You'd have thought that Microsoft wouldn't announce such a dramatic change in its executive management team, and by extension the ushering in of an entirely new era, without having some notion of who would be next in line. But with every passing day, it's becoming evident that Microsoft didn't have the first clue of who would succeed Ballmer, or even where the search should begin, and shareholders are beginning to pay the price.
Another one bites the dust
It wasn't long ago the laundry list of names mentioned in Microsoft's CEO discussions seemed endless. When it made the decision to go all in with its shift to becoming a devices and services company by acquiring its partner Nokia's (NYSE:NOK) mobile business for a cool $7.2 billion, ex-Microsoft exec Stephen Elop was part of the deal. Naturally, that started the CEO rumor mill churning at warp speed.
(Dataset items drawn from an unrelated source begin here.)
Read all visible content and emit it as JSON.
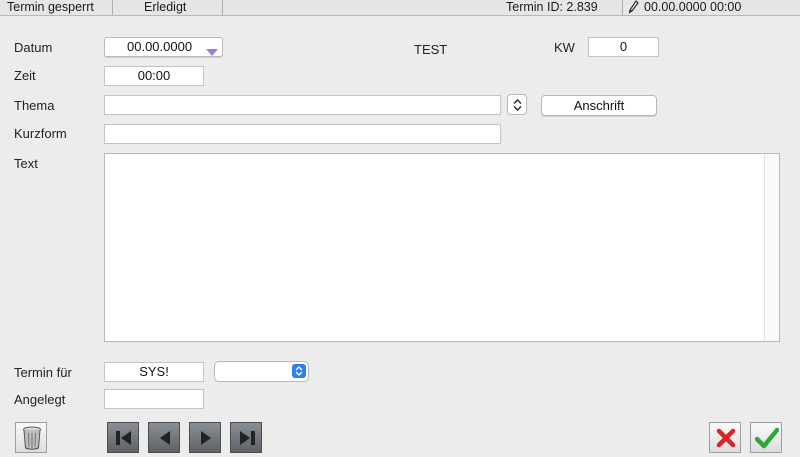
{
  "topbar": {
    "status_locked": "Termin gesperrt",
    "status_done": "Erledigt",
    "termin_id": "Termin ID: 2.839",
    "edit_timestamp": "00.00.0000 00:00"
  },
  "form": {
    "datum_label": "Datum",
    "datum_value": "00.00.0000",
    "test_label": "TEST",
    "kw_label": "KW",
    "kw_value": "0",
    "zeit_label": "Zeit",
    "zeit_value": "00:00",
    "thema_label": "Thema",
    "thema_value": "",
    "anschrift_button": "Anschrift",
    "kurzform_label": "Kurzform",
    "kurzform_value": "",
    "text_label": "Text",
    "text_value": "",
    "termin_fuer_label": "Termin für",
    "termin_fuer_value": "SYS!",
    "termin_fuer_select": "",
    "angelegt_label": "Angelegt",
    "angelegt_value": ""
  },
  "icons": {
    "edit": "pencil-icon",
    "date_dropdown": "chevron-down-icon",
    "thema_stepper": "up-down-arrows-icon",
    "delete": "trash-icon",
    "first": "first-record-icon",
    "prev": "previous-record-icon",
    "next": "next-record-icon",
    "last": "last-record-icon",
    "cancel": "red-x-icon",
    "confirm": "green-check-icon"
  },
  "colors": {
    "accent_blue": "#2f7cf6",
    "cancel_red": "#d8262b",
    "confirm_green": "#2fa83a",
    "dropdown_triangle": "#8a86e6"
  }
}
But talk of killing off Bing and selling Xbox, along with rumors that Microsoft employees are less than enamored with Elop, have pretty much squelched talk of having the former Nokia leader take the helm. Hopefully, Elop really is out of the running to take over Microsoft; his stint as CEO of Nokia doesn't exactly instill confidence. But he should add value as Microsoft shifts its business focus to devices.
By most accounts, the leading candidate both internally and for investors was Ford CEO and turnaround expert Alan Mulally. The notion of Mulally at the helm of Microsoft, with Elop leading its mobile efforts, certainly had a nice ring to it. But at least for the time being, Ford announced that Mulally would stick around until the end of 2014. With that said, there's still some banter that Ford's board wants more assurances, so Mulally may still be an option: Let's hope so.
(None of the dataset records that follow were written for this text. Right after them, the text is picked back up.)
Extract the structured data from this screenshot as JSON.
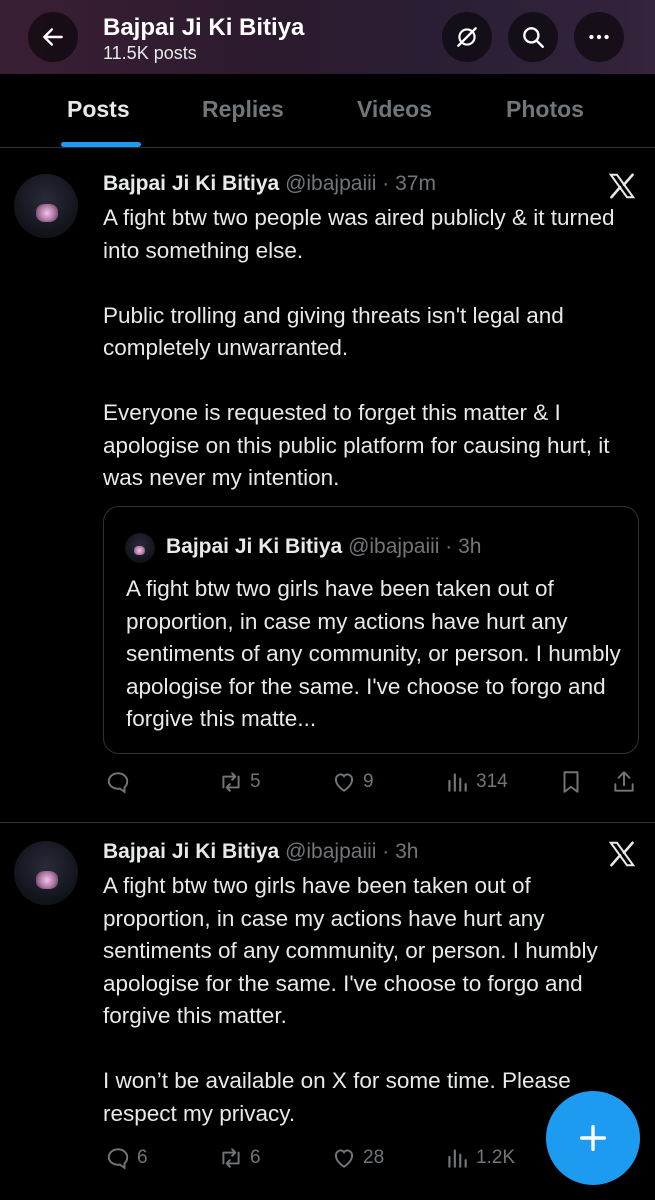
{
  "header": {
    "title": "Bajpai Ji Ki Bitiya",
    "post_count": "11.5K posts",
    "back_icon": "arrow-left-icon",
    "icons": [
      "grok-icon",
      "search-icon",
      "more-icon"
    ]
  },
  "tabs": [
    {
      "label": "Posts",
      "active": true
    },
    {
      "label": "Replies",
      "active": false
    },
    {
      "label": "Videos",
      "active": false
    },
    {
      "label": "Photos",
      "active": false
    }
  ],
  "posts": [
    {
      "name": "Bajpai Ji Ki Bitiya",
      "meta": "@ibajpaiii · 37m",
      "text": "A fight btw two people was aired publicly & it turned into something else.\n\nPublic trolling and giving threats isn't legal and completely unwarranted.\n\nEveryone is requested to forget this matter & I apologise on this public platform for causing hurt, it was never my intention.",
      "quote": {
        "name": "Bajpai Ji Ki Bitiya",
        "meta": "@ibajpaiii · 3h",
        "text": "A fight btw two girls have been taken out of proportion, in case my actions have hurt any sentiments of any community, or person. I humbly apologise for the same. I've choose to forgo and forgive this matte..."
      },
      "actions": {
        "replies": "",
        "reposts": "5",
        "likes": "9",
        "views": "314"
      }
    },
    {
      "name": "Bajpai Ji Ki Bitiya",
      "meta": "@ibajpaiii · 3h",
      "text": "A fight btw two girls have been taken out of proportion, in case my actions have hurt any sentiments of any community, or person. I humbly apologise for the same. I've choose to forgo and forgive this matter.\n\nI won’t be available on X for some time. Please respect my privacy.",
      "actions": {
        "replies": "6",
        "reposts": "6",
        "likes": "28",
        "views": "1.2K"
      }
    }
  ],
  "colors": {
    "accent": "#1d9bf0",
    "muted": "#71767b",
    "text": "#e7e9ea",
    "border": "#2f3336"
  }
}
More recently, Qualcomm COO Steve Mollenkopf's name was added to the short list of Microsoft CEO possibilities. Turns out that getting associated with the Microsoft talks was good timing for Mollenkopf, as the following day he was named the next CEO of Qualcomm. Outgoing Qualcomm CEO Paul Jacobs wasn't shy about why he sped up the succession process: "The timing is a little faster than we originally planned, but the key thing is to make sure we kept management continuity." Did you hear that, Microsoft?
There's talk about a few internal candidates for Microsoft's soon-to-be-vacant CEO job, including former Skype CEO Tony Bates and cloud boss Satya Nadella. But the reason for Microsoft's stock increase the day Ballmer announced he was leaving wasn't because investors wanted more of the same. No, along with (finally) focusing on mobile and cloud-related solutions, shareholders want someone who will light a fire under what had become a stagnant company.
Qualcomm's Jacobs hit Microsoft's current CEO search problems on the head when he talked about the need to keep management continuity. That's called "succession planning," something companies large and small recognize is a key aspect of long-term success. So how is it that Microsoft, a company that's on the cusp of growth in exploding markets like mobile and cloud computing, get caught flat-footed?
Final Foolish thoughts
Certainly a decision of this magnitude, particularly with Microsoft in the midst of a company-changing transformation, shouldn't be made hastily. But as we move into 2014, the pressure to find Ballmer's successor is going to ratchet up even more, and Microsoft shareholders will bear the brunt of its CEO-search fiasco.
The angst Microsoft followers are feeling surrounding its CEO search can't be a surprise to Ballmer and its board of directors; they had to know this was coming. Then again, with (apparently) little to no succession plan in place before or after Ballmer's announcement, Microsoft's leadership team may be as baffled as anyone else.